John met them at the dock as they pulled in, unprepared for Marcus to turn on him.
After John was shot in the chest—into the Kevlar vest—his head smacked into the dock and sent his body into the shallow water, unconscious.
From under the dock, he pulled his face out of the water and sucked in a deep breath, lucky he wasn't out cold any longer—but not lucky enough.
Melody's boat pulled away without him while Marcus fired shots from the dock. John stayed low, and close to the dock posts in the water. Then he headed toward the bank, staying out of Marcus's line of sight, so he could sneak up behind him.
Before he could get out of the water though, there were countless infected pouring down the slope. He was uncertain of his strength, and not confident enough to take on so many of the infected, even with his pistol—which was now wet.

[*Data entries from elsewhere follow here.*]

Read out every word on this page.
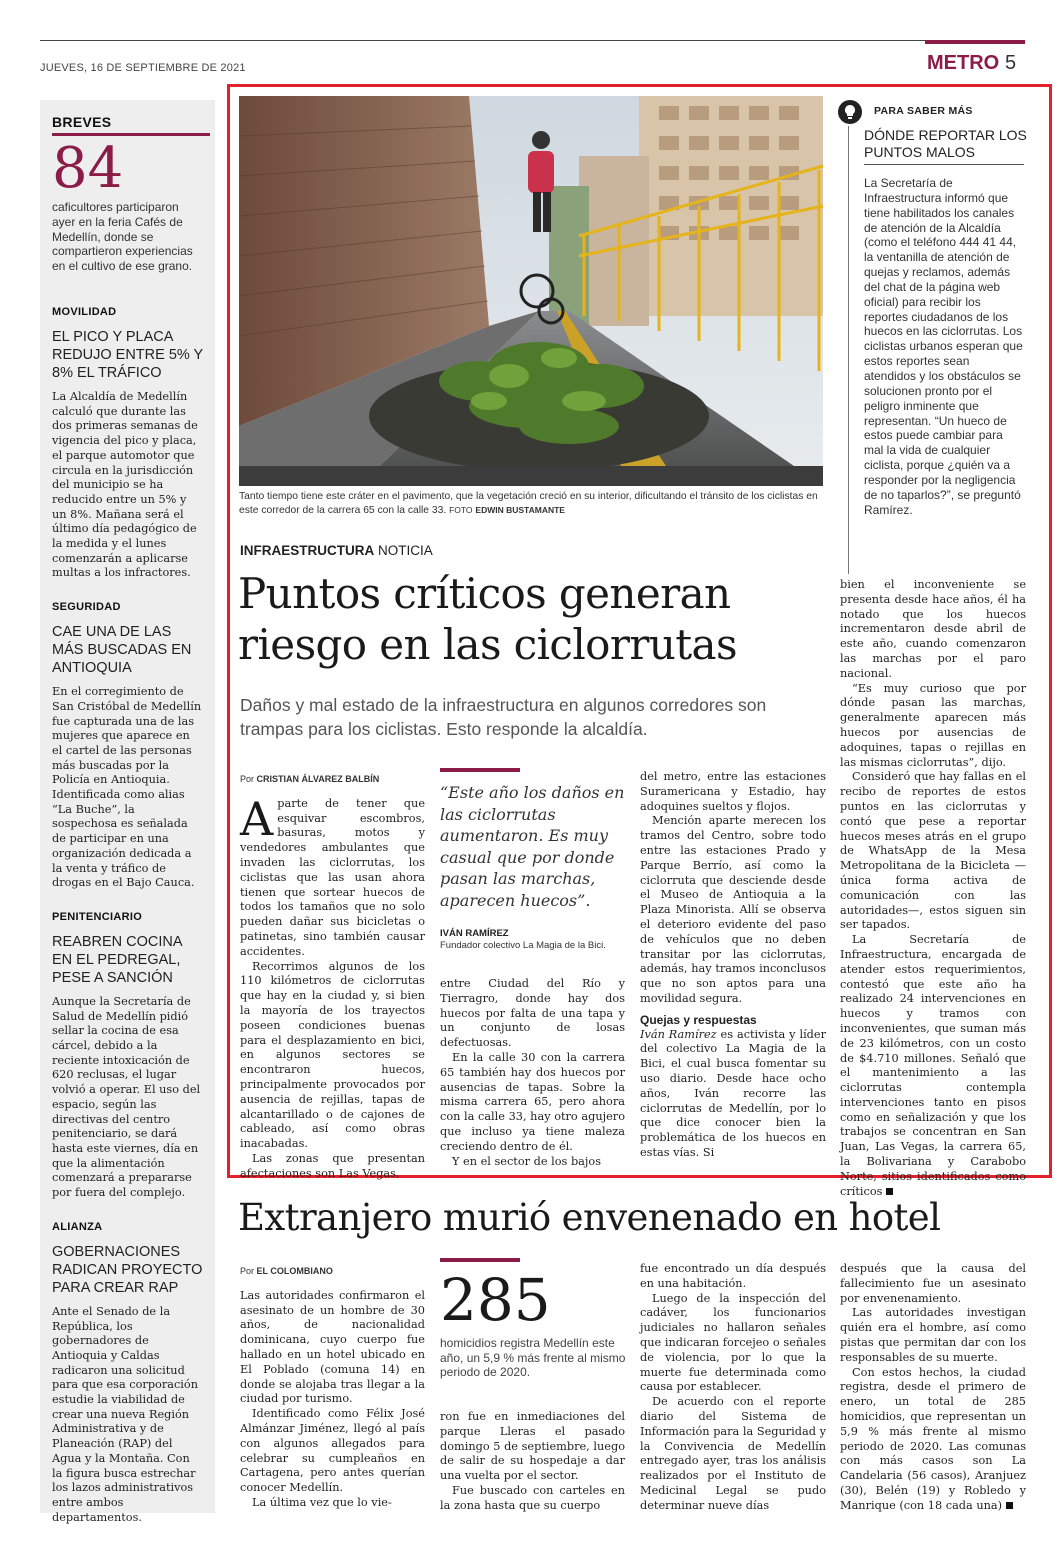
JUEVES, 16 DE SEPTIEMBRE DE 2021	METRO 5
BREVES
84
caficultores participaron ayer en la feria Cafés de Medellín, donde se compartieron experiencias en el cultivo de ese grano.
MOVILIDAD
EL PICO Y PLACA REDUJO ENTRE 5% Y 8% EL TRÁFICO
La Alcaldía de Medellín calculó que durante las dos primeras semanas de vigencia del pico y placa, el parque automotor que circula en la jurisdicción del municipio se ha reducido entre un 5% y un 8%. Mañana será el último día pedagógico de la medida y el lunes comenzarán a aplicarse multas a los infractores.
SEGURIDAD
CAE UNA DE LAS MÁS BUSCADAS EN ANTIOQUIA
En el corregimiento de San Cristóbal de Medellín fue capturada una de las mujeres que aparece en el cartel de las personas más buscadas por la Policía en Antioquia. Identificada como alias “La Buche”, la sospechosa es señalada de participar en una organización dedicada a la venta y tráfico de drogas en el Bajo Cauca.
PENITENCIARIO
REABREN COCINA EN EL PEDREGAL, PESE A SANCIÓN
Aunque la Secretaría de Salud de Medellín pidió sellar la cocina de esa cárcel, debido a la reciente intoxicación de 620 reclusas, el lugar volvió a operar. El uso del espacio, según las directivas del centro penitenciario, se dará hasta este viernes, día en que la alimentación comenzará a prepararse por fuera del complejo.
ALIANZA
GOBERNACIONES RADICAN PROYECTO PARA CREAR RAP
Ante el Senado de la República, los gobernadores de Antioquia y Caldas radicaron una solicitud para que esa corporación estudie la viabilidad de crear una nueva Región Administrativa y de Planeación (RAP) del Agua y la Montaña. Con la figura busca estrechar los lazos administrativos entre ambos departamentos.
Tanto tiempo tiene este cráter en el pavimento, que la vegetación creció en su interior, dificultando el tránsito de los ciclistas en este corredor de la carrera 65 con la calle 33. FOTO EDWIN BUSTAMANTE
PARA SABER MÁS
DÓNDE REPORTAR LOS PUNTOS MALOS
La Secretaría de Infraestructura informó que tiene habilitados los canales de atención de la Alcaldía (como el teléfono 444 41 44, la ventanilla de atención de quejas y reclamos, además del chat de la página web oficial) para recibir los reportes ciudadanos de los huecos en las ciclorrutas. Los ciclistas urbanos esperan que estos reportes sean atendidos y los obstáculos se solucionen pronto por el peligro inminente que representan. “Un hueco de estos puede cambiar para mal la vida de cualquier ciclista, porque ¿quién va a responder por la negligencia de no taparlos?”, se preguntó Ramírez.
INFRAESTRUCTURA NOTICIA
Puntos críticos generan riesgo en las ciclorrutas
Daños y mal estado de la infraestructura en algunos corredores son trampas para los ciclistas. Esto responde la alcaldía.
Por CRISTIAN ÁLVAREZ BALBÍN
Aparte de tener que esquivar escombros, basuras, motos y vendedores ambulantes que invaden las ciclorrutas, los ciclistas que las usan ahora tienen que sortear huecos de todos los tamaños que no solo pueden dañar sus bicicletas o patinetas, sino también causar accidentes.

Recorrimos algunos de los 110 kilómetros de ciclorrutas que hay en la ciudad y, si bien la mayoría de los trayectos poseen condiciones buenas para el desplazamiento en bici, en algunos sectores se encontraron huecos, principalmente provocados por ausencia de rejillas, tapas de alcantarillado o de cajones de cableado, así como obras inacabadas.

Las zonas que presentan afectaciones son Las Vegas,

“Este año los daños en las ciclorrutas aumentaron. Es muy casual que por donde pasan las marchas, aparecen huecos”.
IVÁN RAMÍREZ
Fundador colectivo La Magia de la Bici.
entre Ciudad del Río y Tierragro, donde hay dos huecos por falta de una tapa y un conjunto de losas defectuosas.

En la calle 30 con la carrera 65 también hay dos huecos por ausencias de tapas. Sobre la misma carrera 65, pero ahora con la calle 33, hay otro agujero que incluso ya tiene maleza creciendo dentro de él.

Y en el sector de los bajos

del metro, entre las estaciones Suramericana y Estadio, hay adoquines sueltos y flojos.

Mención aparte merecen los tramos del Centro, sobre todo entre las estaciones Prado y Parque Berrío, así como la ciclorruta que desciende desde el Museo de Antioquia a la Plaza Minorista. Allí se observa el deterioro evidente del paso de vehículos que no deben transitar por las ciclorrutas, además, hay tramos inconclusos que no son aptos para una movilidad segura.

Quejas y respuestas
Iván Ramírez es activista y líder del colectivo La Magia de la Bici, el cual busca fomentar su uso diario. Desde hace ocho años, Iván recorre las ciclorrutas de Medellín, por lo que dice conocer bien la problemática de los huecos en estas vías. Si
bien el inconveniente se presenta desde hace años, él ha notado que los huecos incrementaron desde abril de este año, cuando comenzaron las marchas por el paro nacional.

“Es muy curioso que por dónde pasan las marchas, generalmente aparecen más huecos por ausencias de adoquines, tapas o rejillas en las mismas ciclorrutas”, dijo.

Consideró que hay fallas en el recibo de reportes de estos puntos en las ciclorrutas y contó que pese a reportar huecos meses atrás en el grupo de WhatsApp de la Mesa Metropolitana de la Bicicleta —única forma activa de comunicación con las autoridades—, estos siguen sin ser tapados.

La Secretaría de Infraestructura, encargada de atender estos requerimientos, contestó que este año ha realizado 24 intervenciones en huecos y tramos con inconvenientes, que suman más de 23 kilómetros, con un costo de $4.710 millones. Señaló que el mantenimiento a las ciclorrutas contempla intervenciones tanto en pisos como en señalización y que los trabajos se concentran en San Juan, Las Vegas, la carrera 65, la Bolivariana y Carabobo Norte, sitios identificados como críticos

Extranjero murió envenenado en hotel
Por EL COLOMBIANO
Las autoridades confirmaron el asesinato de un hombre de 30 años, de nacionalidad dominicana, cuyo cuerpo fue hallado en un hotel ubicado en El Poblado (comuna 14) en donde se alojaba tras llegar a la ciudad por turismo.

Identificado como Félix José Almánzar Jiménez, llegó al país con algunos allegados para celebrar su cumpleaños en Cartagena, pero antes querían conocer Medellín.

La última vez que lo vie-

285
homicidios registra Medellín este año, un 5,9 % más frente al mismo periodo de 2020.
ron fue en inmediaciones del parque Lleras el pasado domingo 5 de septiembre, luego de salir de su hospedaje a dar una vuelta por el sector.

Fue buscado con carteles en la zona hasta que su cuerpo

fue encontrado un día después en una habitación.

Luego de la inspección del cadáver, los funcionarios judiciales no hallaron señales que indicaran forcejeo o señales de violencia, por lo que la muerte fue determinada como causa por establecer.

De acuerdo con el reporte diario del Sistema de Información para la Seguridad y la Convivencia de Medellín entregado ayer, tras los análisis realizados por el Instituto de Medicinal Legal se pudo determinar nueve días

después que la causa del fallecimiento fue un asesinato por envenenamiento.

Las autoridades investigan quién era el hombre, así como pistas que permitan dar con los responsables de su muerte.

Con estos hechos, la ciudad registra, desde el primero de enero, un total de 285 homicidios, que representan un 5,9 % más frente al mismo periodo de 2020. Las comunas con más casos son La Candelaria (56 casos), Aranjuez (30), Belén (19) y Robledo y Manrique (con 18 cada una)
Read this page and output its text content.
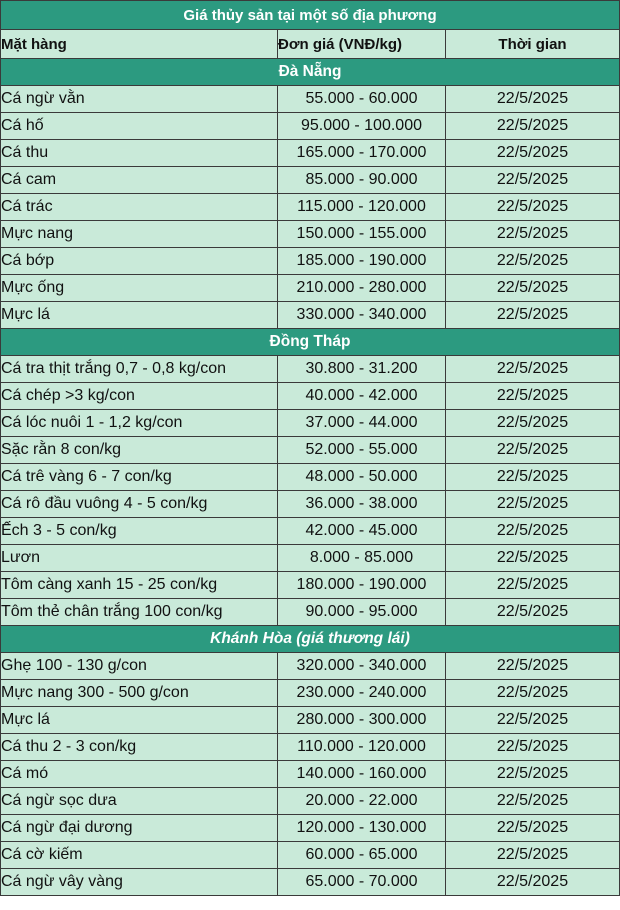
Giá thủy sản tại một số địa phương		
Mặt hàng	Đơn giá (VNĐ/kg)	Thời gian
Đà Nẵng		
Cá ngừ vằn	55.000 - 60.000	22/5/2025
Cá hố	95.000 - 100.000	22/5/2025
Cá thu	165.000 - 170.000	22/5/2025
Cá cam	85.000 - 90.000	22/5/2025
Cá trác	115.000 - 120.000	22/5/2025
Mực nang	150.000 - 155.000	22/5/2025
Cá bớp	185.000 - 190.000	22/5/2025
Mực ống	210.000 - 280.000	22/5/2025
Mực lá	330.000 - 340.000	22/5/2025
Đồng Tháp		
Cá tra thịt trắng 0,7 - 0,8 kg/con	30.800 - 31.200	22/5/2025
Cá chép >3 kg/con	40.000 - 42.000	22/5/2025
Cá lóc nuôi 1 - 1,2 kg/con	37.000 - 44.000	22/5/2025
Sặc rằn 8 con/kg	52.000 - 55.000	22/5/2025
Cá trê vàng 6 - 7 con/kg	48.000 - 50.000	22/5/2025
Cá rô đầu vuông 4 - 5 con/kg	36.000 - 38.000	22/5/2025
Ếch 3 - 5 con/kg	42.000 - 45.000	22/5/2025
Lươn	8.000 - 85.000	22/5/2025
Tôm càng xanh 15 - 25 con/kg	180.000 - 190.000	22/5/2025
Tôm thẻ chân trắng 100 con/kg	90.000 - 95.000	22/5/2025
Khánh Hòa (giá thương lái)		
Ghẹ 100 - 130 g/con	320.000 - 340.000	22/5/2025
Mực nang 300 - 500 g/con	230.000 - 240.000	22/5/2025
Mực lá	280.000 - 300.000	22/5/2025
Cá thu 2 - 3 con/kg	110.000 - 120.000	22/5/2025
Cá mó	140.000 - 160.000	22/5/2025
Cá ngừ sọc dưa	20.000 - 22.000	22/5/2025
Cá ngừ đại dương	120.000 - 130.000	22/5/2025
Cá cờ kiếm	60.000 - 65.000	22/5/2025
Cá ngừ vây vàng	65.000 - 70.000	22/5/2025
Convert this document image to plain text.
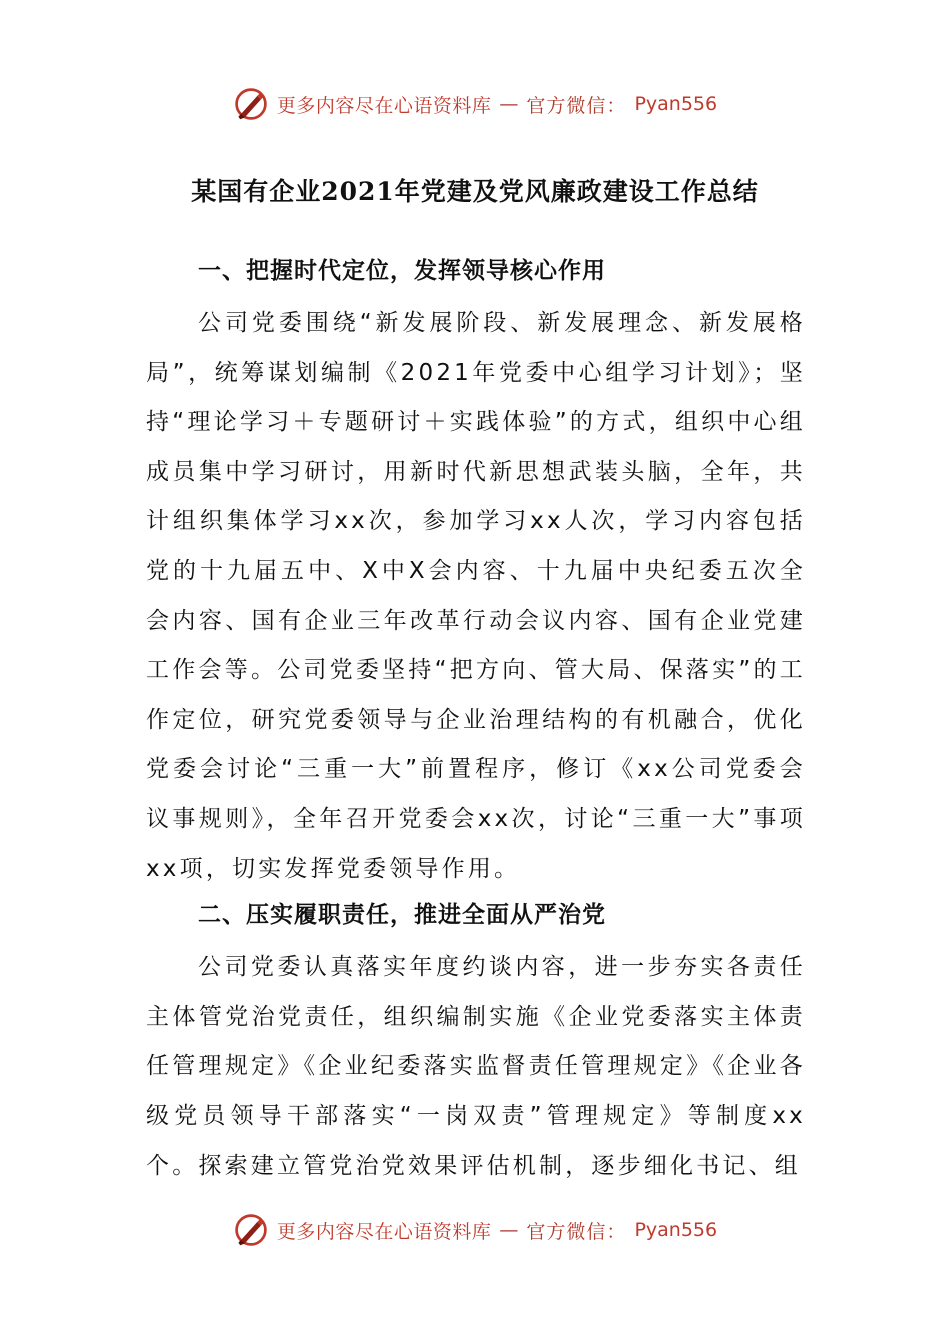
更多内容尽在心语资料库 — 官方微信： Pyan556
某国有企业2021年党建及党风廉政建设工作总结
一、把握时代定位，发挥领导核心作用

公司党委围绕“新发展阶段、新发展理念、新发展格局”，统筹谋划编制《2021年党委中心组学习计划》；坚持“理论学习＋专题研讨＋实践体验”的方式，组织中心组成员集中学习研讨，用新时代新思想武装头脑，全年，共计组织集体学习xx次，参加学习xx人次，学习内容包括党的十九届五中、X中X会内容、十九届中央纪委五次全会内容、国有企业三年改革行动会议内容、国有企业党建工作会等。公司党委坚持“把方向、管大局、保落实”的工作定位，研究党委领导与企业治理结构的有机融合，优化党委会讨论“三重一大”前置程序，修订《xx公司党委会议事规则》，全年召开党委会xx次，讨论“三重一大”事项xx项，切实发挥党委领导作用。

二、压实履职责任，推进全面从严治党

公司党委认真落实年度约谈内容，进一步夯实各责任主体管党治党责任，组织编制实施《企业党委落实主体责任管理规定》《企业纪委落实监督责任管理规定》《企业各级党员领导干部落实“一岗双责”管理规定》等制度xx个。探索建立管党治党效果评估机制，逐步细化书记、组

更多内容尽在心语资料库 — 官方微信： Pyan556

John tucked himself along the edge of the bank, under the dock, hiding from view of the infected as Kayla stumbled down the hill and attacked Marcus.
An infected man dropped into the water in front of John, then another. John remained still, with his knife at the ready, as Melody stared back toward him in the water, unaware he was alive.
As more infected dropped into the water around him, he protected himself with quick and covert attacks, remaining tucked against the bank.
Melody drove away without him, probably assuming he was dead. He would have done the same.
He had to follow her but pulling himself out of the water would draw their attention, so he waited...and waited...but the infected kept coming. Each second that passed was another second longer that it would take to catch up with her.